Depuis la nuit des temps, le rêve a fait l’objet de nombreuses interprétations et études. Les rêves des « bons » prophètes ont servi à légitimer des dogmes religieux, alors que ceux des « faux » prophètes ont été combattus. Les psychanalystes, tels que Jung ou Freud, y ont vu des accès à l’âme humaine. Les neurobiologistes ont identifié les différentes phases du sommeil, notamment le sommeil paradoxal qui est un moment d’intense activité onirique. Cette phase s’accompagne de mouvements occulairesdont la fonction reste inconnue. Le mécanisme des rêves humains est similaire à celui de certains animaux. Chacun de nous fait quotidiennement l’expérience du rêve.

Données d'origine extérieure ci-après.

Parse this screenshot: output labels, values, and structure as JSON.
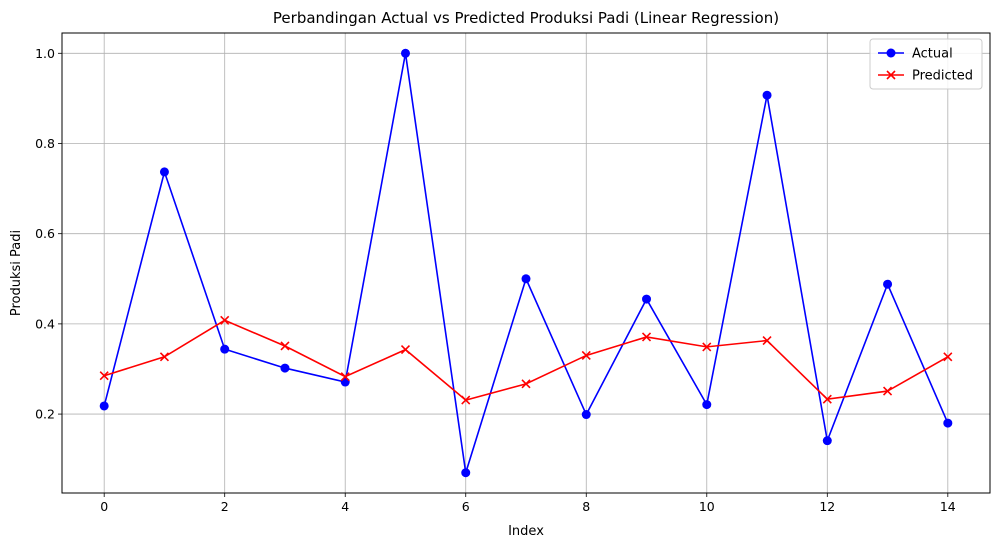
{
  "chart_data": {
    "type": "line",
    "title": "Perbandingan Actual vs Predicted Produksi Padi (Linear Regression)",
    "xlabel": "Index",
    "ylabel": "Produksi Padi",
    "x": [
      0,
      1,
      2,
      3,
      4,
      5,
      6,
      7,
      8,
      9,
      10,
      11,
      12,
      13,
      14
    ],
    "xlim": [
      -0.7,
      14.7
    ],
    "ylim": [
      0.025,
      1.045
    ],
    "x_ticks": [
      "0",
      "2",
      "4",
      "6",
      "8",
      "10",
      "12",
      "14"
    ],
    "y_ticks": [
      "0.2",
      "0.4",
      "0.6",
      "0.8",
      "1.0"
    ],
    "grid": true,
    "legend_position": "top-right",
    "series": [
      {
        "name": "Actual",
        "color": "#0000ff",
        "marker": "circle",
        "values": [
          0.218,
          0.737,
          0.344,
          0.302,
          0.271,
          1.0,
          0.07,
          0.5,
          0.199,
          0.455,
          0.221,
          0.907,
          0.141,
          0.488,
          0.18
        ]
      },
      {
        "name": "Predicted",
        "color": "#ff0000",
        "marker": "x",
        "values": [
          0.285,
          0.327,
          0.408,
          0.351,
          0.283,
          0.343,
          0.231,
          0.267,
          0.33,
          0.371,
          0.349,
          0.363,
          0.233,
          0.251,
          0.327
        ]
      }
    ]
  }
}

L’article sur les rêves de Wikipédia brosse un tour d’horizon de la question. Je voudrais ici livrer quelques réflexions issues des expériences et des hypothèses personnelles sur le fonctionnement des systèmes cognitifs. Ces hypothèses sont les suivantes :

–          Dans l’organisme, des systèmes cognitifs fonctionnent à différentes échelles de taille, d’organisation et de temps. Leurs propriétés singulières émergent des myriades d’interactions de constituants élémentaires.

–          Le cerveau comporte des modes de fonctionnements conscients et inconscients. Certains systèmes cognitifs, tels que métaboliques ou immunitaires, échappent à la conscience.

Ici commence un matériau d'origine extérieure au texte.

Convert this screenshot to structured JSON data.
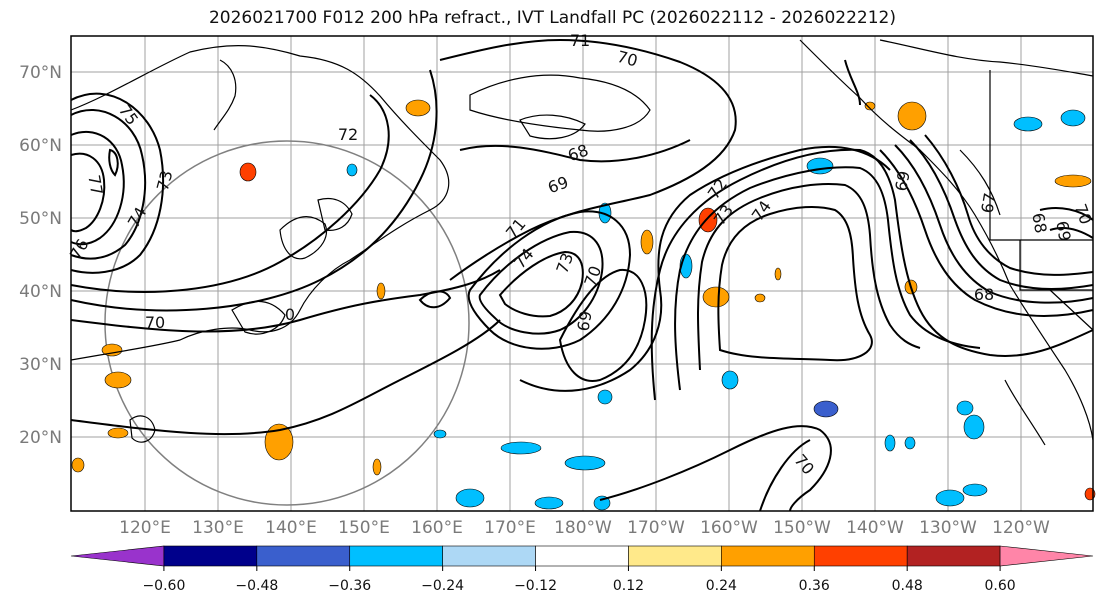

–          La trifonctionnalité, constituée de raison, d’empathie et d’incarnation, serait à la base du fonctionnement de tous les systèmes cognitifs.

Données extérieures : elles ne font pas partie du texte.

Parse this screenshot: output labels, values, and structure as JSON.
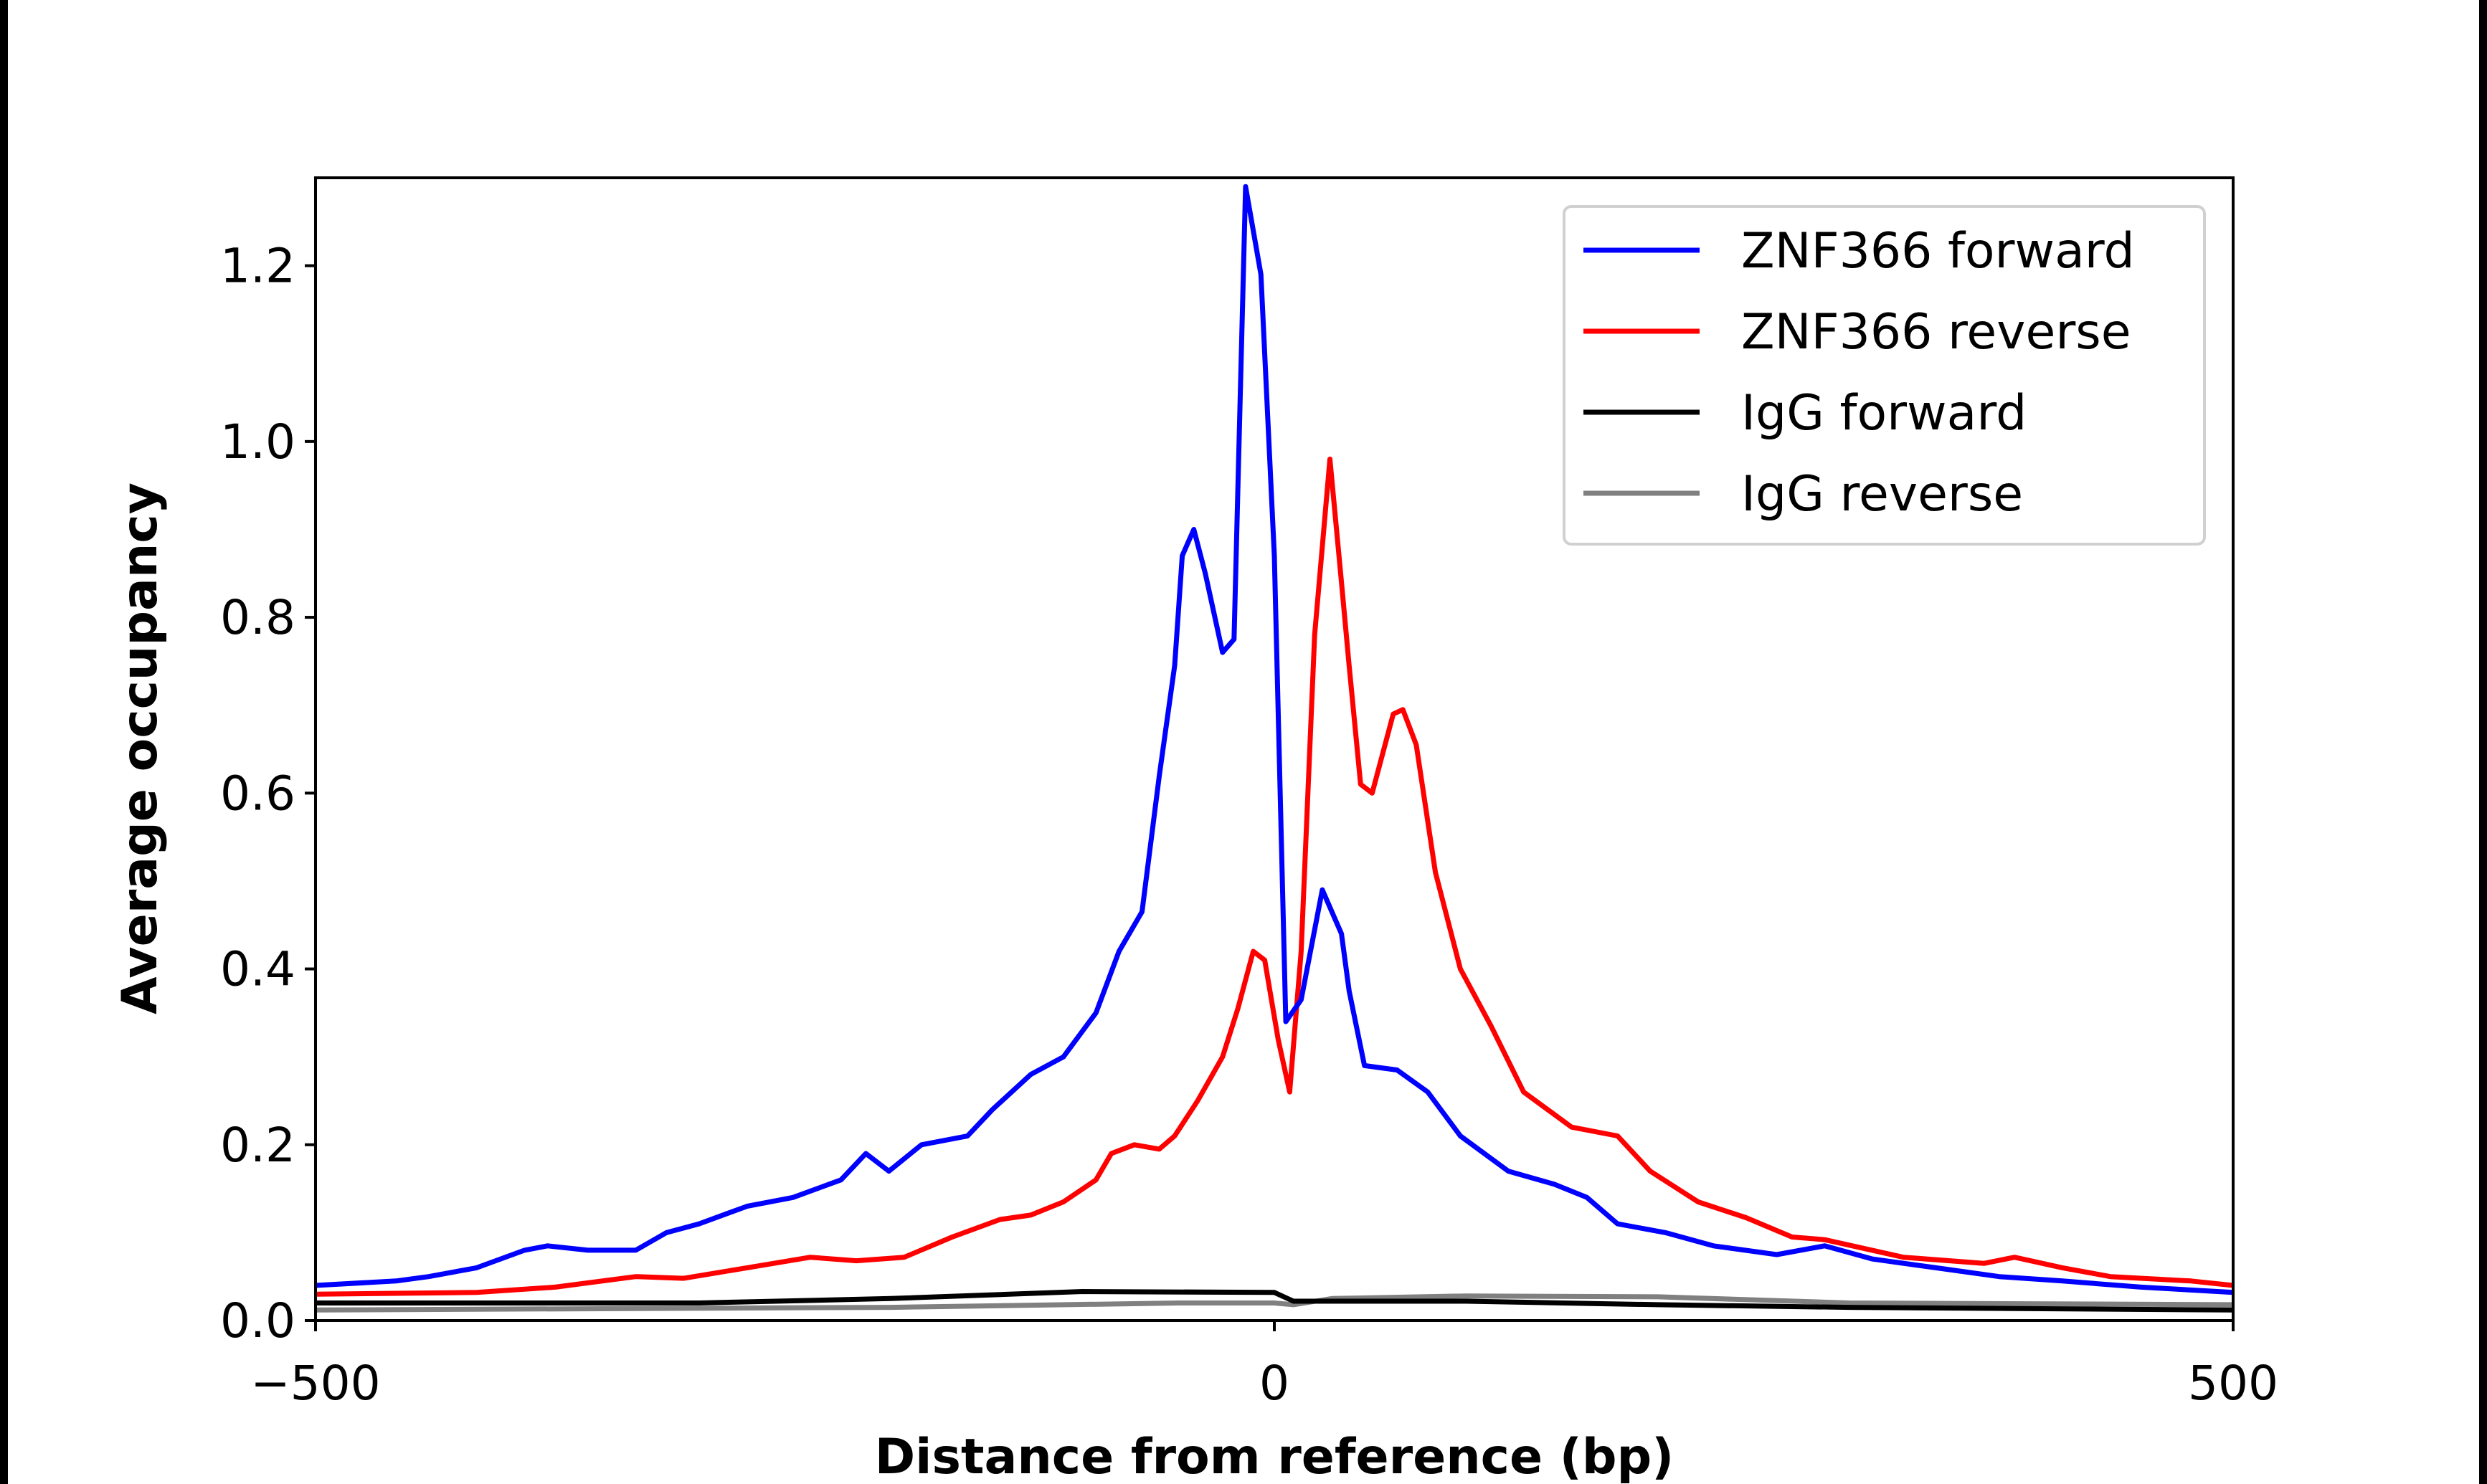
{
  "chart_data": {
    "type": "line",
    "title": "",
    "xlabel": "Distance from reference (bp)",
    "ylabel": "Average occupancy",
    "xlim": [
      -500,
      500
    ],
    "ylim": [
      0,
      1.3
    ],
    "xticks": [
      -500,
      0,
      500
    ],
    "xtick_labels": [
      "−500",
      "0",
      "500"
    ],
    "yticks": [
      0.0,
      0.2,
      0.4,
      0.6,
      0.8,
      1.0,
      1.2
    ],
    "ytick_labels": [
      "0.0",
      "0.2",
      "0.4",
      "0.6",
      "0.8",
      "1.0",
      "1.2"
    ],
    "grid": false,
    "legend_position": "top-right",
    "series": [
      {
        "name": "ZNF366 forward",
        "color": "#0000ff",
        "x": [
          -500,
          -458,
          -441,
          -416,
          -391,
          -379,
          -358,
          -333,
          -317,
          -300,
          -275,
          -251,
          -226,
          -213,
          -201,
          -184,
          -160,
          -147,
          -127,
          -110,
          -93,
          -81,
          -69,
          -60,
          -52,
          -48,
          -42,
          -36,
          -27,
          -21,
          -15,
          -7,
          0,
          6,
          14,
          25,
          35,
          39,
          47,
          64,
          80,
          97,
          122,
          146,
          163,
          179,
          204,
          229,
          262,
          287,
          312,
          345,
          378,
          411,
          452,
          500
        ],
        "y": [
          0.04,
          0.045,
          0.05,
          0.06,
          0.08,
          0.085,
          0.08,
          0.08,
          0.1,
          0.11,
          0.13,
          0.14,
          0.16,
          0.19,
          0.17,
          0.2,
          0.21,
          0.24,
          0.28,
          0.3,
          0.35,
          0.42,
          0.465,
          0.62,
          0.745,
          0.87,
          0.9,
          0.85,
          0.76,
          0.775,
          1.29,
          1.19,
          0.87,
          0.34,
          0.365,
          0.49,
          0.44,
          0.375,
          0.29,
          0.285,
          0.26,
          0.21,
          0.17,
          0.155,
          0.14,
          0.11,
          0.1,
          0.085,
          0.075,
          0.085,
          0.07,
          0.06,
          0.05,
          0.045,
          0.038,
          0.032
        ]
      },
      {
        "name": "ZNF366 reverse",
        "color": "#ff0000",
        "x": [
          -500,
          -416,
          -375,
          -333,
          -308,
          -275,
          -242,
          -218,
          -193,
          -168,
          -143,
          -127,
          -110,
          -93,
          -85,
          -73,
          -60,
          -52,
          -40,
          -27,
          -19,
          -11,
          -5,
          2,
          8,
          14,
          21,
          29,
          35,
          39,
          45,
          51,
          62,
          67,
          74,
          84,
          97,
          113,
          130,
          155,
          179,
          196,
          221,
          246,
          270,
          287,
          328,
          370,
          386,
          411,
          436,
          478,
          500
        ],
        "y": [
          0.03,
          0.032,
          0.038,
          0.05,
          0.048,
          0.06,
          0.072,
          0.068,
          0.072,
          0.095,
          0.115,
          0.12,
          0.135,
          0.16,
          0.19,
          0.2,
          0.195,
          0.21,
          0.25,
          0.3,
          0.355,
          0.42,
          0.41,
          0.32,
          0.26,
          0.42,
          0.78,
          0.98,
          0.84,
          0.745,
          0.61,
          0.6,
          0.69,
          0.695,
          0.655,
          0.51,
          0.4,
          0.335,
          0.26,
          0.22,
          0.21,
          0.17,
          0.135,
          0.117,
          0.095,
          0.092,
          0.072,
          0.065,
          0.072,
          0.06,
          0.05,
          0.045,
          0.04
        ]
      },
      {
        "name": "IgG forward",
        "color": "#000000",
        "x": [
          -500,
          -300,
          -200,
          -100,
          0,
          10,
          50,
          100,
          200,
          300,
          500
        ],
        "y": [
          0.02,
          0.02,
          0.025,
          0.033,
          0.032,
          0.022,
          0.022,
          0.022,
          0.018,
          0.015,
          0.012
        ]
      },
      {
        "name": "IgG reverse",
        "color": "#808080",
        "x": [
          -500,
          -200,
          -50,
          0,
          10,
          30,
          100,
          200,
          300,
          500
        ],
        "y": [
          0.012,
          0.015,
          0.02,
          0.02,
          0.018,
          0.025,
          0.028,
          0.027,
          0.02,
          0.018
        ]
      }
    ]
  }
}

–          La mémorisation des informations dans le cerveau, et probablement dans les autres systèmes cognitifs, s’effectue de manière holistique. Toutes les informations sont réparties et interconnectées de manière trifonctionnelle : rationnellement, empathiquement et physiquement. Ainsi chaque événement survit dans la mémoire parce qu’il est entouré d’un halo d’autres événements auquel il est relié par des logiques, des empathies (ou antipathies) et des connexions neuronales. Les transmetteurs physico-chimiques servent à véhiculer les informations d’empathie sous forme de métaphores d’une mémoire à l’autre ainsi qu’entre les différents systèmes cognitifs.

Le rêve semble correspondre à une opération de « ménage » et de mise en forme de la mémoire où les différents événements s’ordonnent les uns par rapport aux autres selon cette trifonctionnalité. Morphée, la déesse du sommeil, a donné le radical morpho qui veut dire forme.Une partie des rêves atteint la couche consciente du cerveau.  Ce travail d’ordonnancement des souvenirs échappe largement à la conscience. Les autres systèmes cognitifs de l’organisme dorment et rêvent aussi. Lors du repos, non seulement ils récupèrent de l’énergie et traitent les déchets des métabolismes, mais ils réarrangent les informations de leur système cognitif spécifique.

Le rêve échappe à la maîtrise par la conscience et souvent par la raison. Il a ses propres logiques : une image en appelle une autre selon d’étranges lois d’attraction, souvent semi-aléatoires. Comme des mouvements denuages dans le ciel. Les mouvements oculaires pendant les rêves accompagnent les grands flux d’informations dans le cerveau. Le cerveau serait-il le siège de mouvements pendant le rêve ?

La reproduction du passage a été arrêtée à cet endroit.